Zum Nachweis einer störungsfreien Erschließung des geplanten Bundesinnenministeriums, die im Wesentlichen über die Straße Alt-Moabit erfolgen soll, ist eine verkehrliche Untersuchung erfolgt. Ziel der Untersuchung war es, eine im Grundsatz genehmigungsfähige Lösung zur Gestaltung der Hauptzufahrt für Bedienstete und Besucher aus der Straße AltMoabit vor dem Hintergrund einer auf dem Grundstück in nördlicher Lage angeordneten Zugangskontrolle darzustellen. Die geplante Tiefgarage umfasst 218 Stellplätze. Die besonderen Anforderungen erfordern eine Zugangskontrolle, so dass sich der Zeitbedarf für einfahrende Fahrzeuge erhöht.
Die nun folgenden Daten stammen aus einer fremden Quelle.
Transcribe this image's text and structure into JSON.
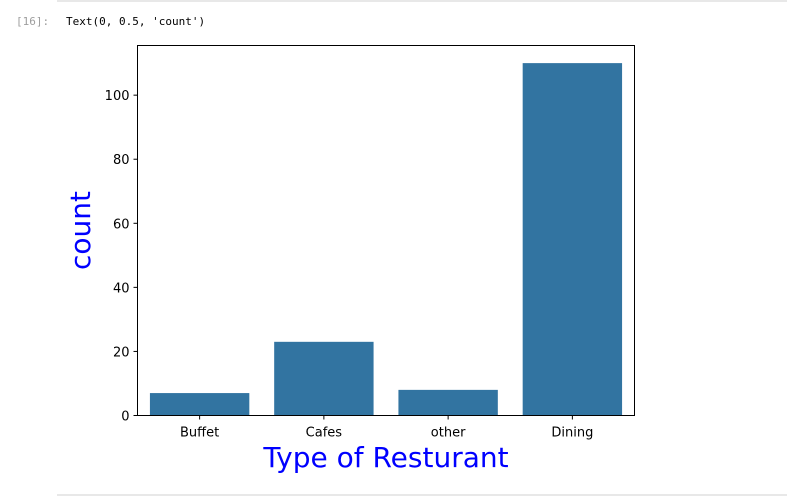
{
  "cell": {
    "prompt": "[16]:",
    "output_text": "Text(0, 0.5, 'count')"
  },
  "colors": {
    "bar": "#3274a1",
    "label": "#0000ff",
    "axis": "#000000"
  },
  "chart_data": {
    "type": "bar",
    "categories": [
      "Buffet",
      "Cafes",
      "other",
      "Dining"
    ],
    "values": [
      7,
      23,
      8,
      110
    ],
    "xlabel": "Type of Resturant",
    "ylabel": "count",
    "ylim": [
      0,
      115.5
    ],
    "yticks": [
      0,
      20,
      40,
      60,
      80,
      100
    ],
    "grid": false
  }
}
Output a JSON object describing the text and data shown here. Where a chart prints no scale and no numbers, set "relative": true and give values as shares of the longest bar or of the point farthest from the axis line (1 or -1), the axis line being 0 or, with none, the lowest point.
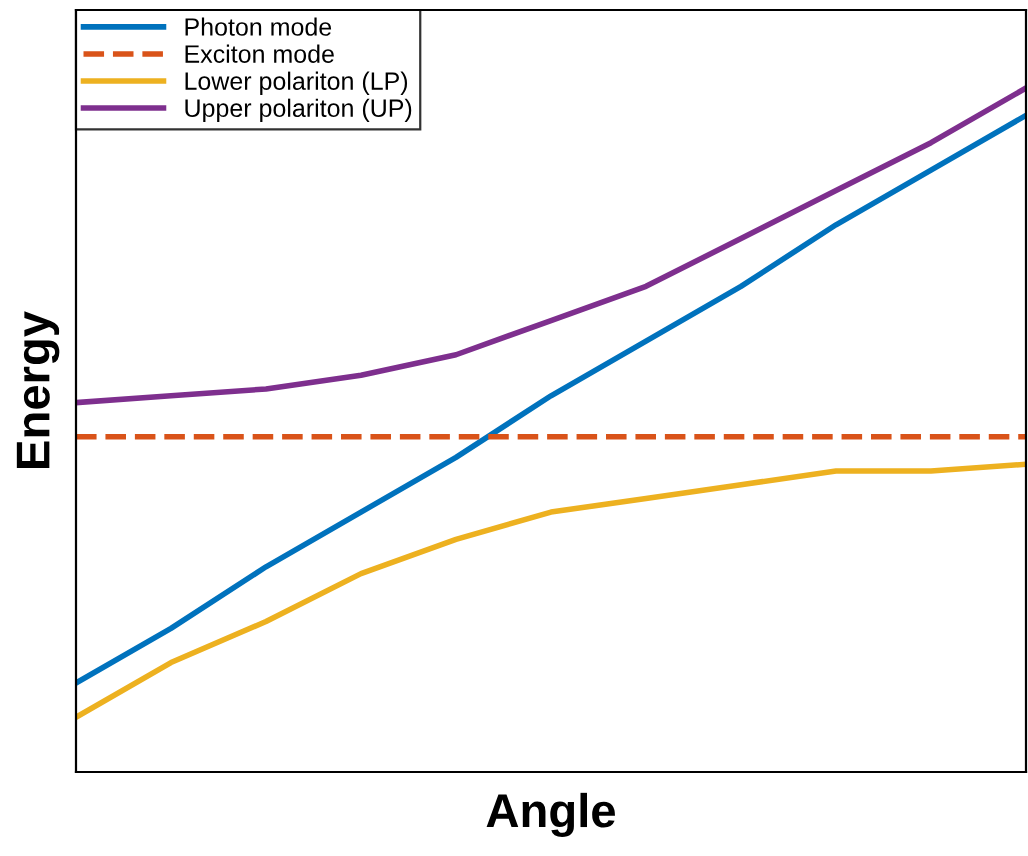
{
  "chart_data": {
    "type": "line",
    "relative": true,
    "xlabel": "Angle",
    "ylabel": "Energy",
    "legend": "top left",
    "grid": false,
    "categories": [
      null,
      null,
      null,
      null,
      null,
      null,
      null,
      null,
      null,
      null,
      null
    ],
    "series": [
      {
        "name": "Photon mode",
        "color": "#0072bd",
        "line_style": "solid",
        "values": [
          0.13,
          0.21,
          0.3,
          0.38,
          0.46,
          0.55,
          0.63,
          0.71,
          0.8,
          0.88,
          0.96
        ]
      },
      {
        "name": "Exciton mode",
        "color": "#d95319",
        "line_style": "dashed",
        "values": [
          0.49,
          0.49,
          0.49,
          0.49,
          0.49,
          0.49,
          0.49,
          0.49,
          0.49,
          0.49,
          0.49
        ]
      },
      {
        "name": "Lower polariton (LP)",
        "color": "#edb120",
        "line_style": "solid",
        "values": [
          0.08,
          0.16,
          0.22,
          0.29,
          0.34,
          0.38,
          0.4,
          0.42,
          0.44,
          0.44,
          0.45
        ]
      },
      {
        "name": "Upper polariton (UP)",
        "color": "#7e2f8e",
        "line_style": "solid",
        "values": [
          0.54,
          0.55,
          0.56,
          0.58,
          0.61,
          0.66,
          0.71,
          0.78,
          0.85,
          0.92,
          1.0
        ]
      }
    ]
  }
}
Nach den vorliegenden Ergebnissen ist aufgrund der erhöhten Anforderungen mit Rückstauerscheinungen auf der Straße Alt-Moabit zu rechnen. Das Gutachten empfiehlt zur Verbesserung der verkehrlichen Abwicklung folgende Maßnahmen:

· Zufahrtsmöglichkeit ausschließlich aus östlicher Richtung mit Querung des Mittelstreifens der Straße Alt-Moabit,

· Einrichtung optischer Einfahrtsignale und Verstärkung des Kontroll- und Einweisungspersonals,

· Sperrung der Ausfahrt in den morgendlichen Spitzenstunden, um diese als zusätzliche Einfahrt zu nutzen,

· Verzicht auf den aus westlicher Richtung ankommenden rechts einbiegenden Verkehr von der Straße Alt-Moabit auf das Grundstück (Sicherheit für den Fahrradstreifens),

· Verzicht auf den links abbiegenden Verkehr vom Grundstück auf die Straße AltMoabit. Ausschließliche Möglichkeit der Ausfahrt nach rechts in östliche Richtung auf die Straße Alt-Moabit und

· Möglichkeit des „U-Turns" über den Mittelstreifen der Straße an festgelegter Position.

Bei Berücksichtigung der empfohlenen Maßnahmen, die mangels Rechtsgrundlage nicht Gegenstand einer Festsetzung sein können, ist von einer störungsfreien Zufahrt zum Grundstück auszugehen. Die Berücksichtigung der Maßnahmen ist in Abstimmung mit den zuständigen Verkehrsbehörden erfolgt. Infolge der grundsätzlich rückläufigen Tendenz der Straßenverkehrsbelastungen für den Prognosezeitraum 2025 behalten die Aussagen des Gutachtens ihre Gültigkeit.